To a certain extent, Moses’ admonishment to “remember where you and your neighborhood came from!” is a warning against the development of what Daniel Hertz has called the “immaculate conception theory of neighborhood origins,” the idea that homes and neighborhoods just magically appear and it’s only new development that’s greedy and not community-oriented. I’ve labeled a related, but somewhat different phenomenon by which neighborhood activists claim all credit for a neighborhood’s success, therefore ignoring structural factors and spatial economics, the “Bootstrap theory of urban development”; fundamentally the two concepts share roots in a deep denial of history.  

As Daniel says:

The problem with the immaculate conception theory is that, like parents swearing that they would never have behaved the way their kids do, it is conveniently forgetful about what actually happened in the past. Taking, just as an example, the kind of housing that Berger romanticizes—the early 20th century bungalow boom—a closer look reveals that it was defined not by mass affordability, efficiency, and respect for traditional communities, but something very nearly the opposite.

This, then, is Deuteronomy’s critique (although, admittedly, it is glorifying as much as remembering with regret a violent, colonialist history): to forget the history, the predominant factors, that got your built environment to where it is today is to become deeply corrupted.

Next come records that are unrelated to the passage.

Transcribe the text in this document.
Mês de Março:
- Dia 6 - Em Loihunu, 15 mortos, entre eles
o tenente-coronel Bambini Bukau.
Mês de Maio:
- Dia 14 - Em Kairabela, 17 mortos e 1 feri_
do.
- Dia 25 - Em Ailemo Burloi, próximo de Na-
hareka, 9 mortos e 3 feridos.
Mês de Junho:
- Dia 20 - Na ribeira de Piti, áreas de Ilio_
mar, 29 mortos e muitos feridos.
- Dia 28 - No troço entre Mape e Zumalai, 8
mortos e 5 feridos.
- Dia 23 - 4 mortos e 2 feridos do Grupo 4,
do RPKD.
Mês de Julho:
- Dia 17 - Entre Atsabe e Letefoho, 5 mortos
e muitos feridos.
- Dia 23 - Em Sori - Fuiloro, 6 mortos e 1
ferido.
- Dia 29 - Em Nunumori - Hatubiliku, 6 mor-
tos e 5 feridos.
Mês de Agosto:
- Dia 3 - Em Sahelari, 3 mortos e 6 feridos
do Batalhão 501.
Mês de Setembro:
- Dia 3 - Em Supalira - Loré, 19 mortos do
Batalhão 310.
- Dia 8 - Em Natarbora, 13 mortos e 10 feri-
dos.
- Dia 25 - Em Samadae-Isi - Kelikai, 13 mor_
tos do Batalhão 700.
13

Indeed, a couple of chapters later Deuteronomy sharpens this point to include an explicit critique of the idea that כֹּחִי֙ וְעֹ֣צֶם יָדִ֔י עָ֥שָׂה לִ֖י אֶת־הַחַ֥יִל הַזֶּֽה׃,  “My power and the strength of my hand have made this glory for me” (Deut. 8:17, my translation). It would not, I think, be out of line to suggest that somewhere in the ancient tangle of texts and morals interacting with each other Isaiah’s admonishment of the wealthy who use housing and fields to squeeze out the vulnerable is explicitly directed at those who had, indeed, forgotten this exact point.  An ancient lesson, perhaps, but what is the Bible if not a timeless text? Neighborhoods: remember where they came from, always.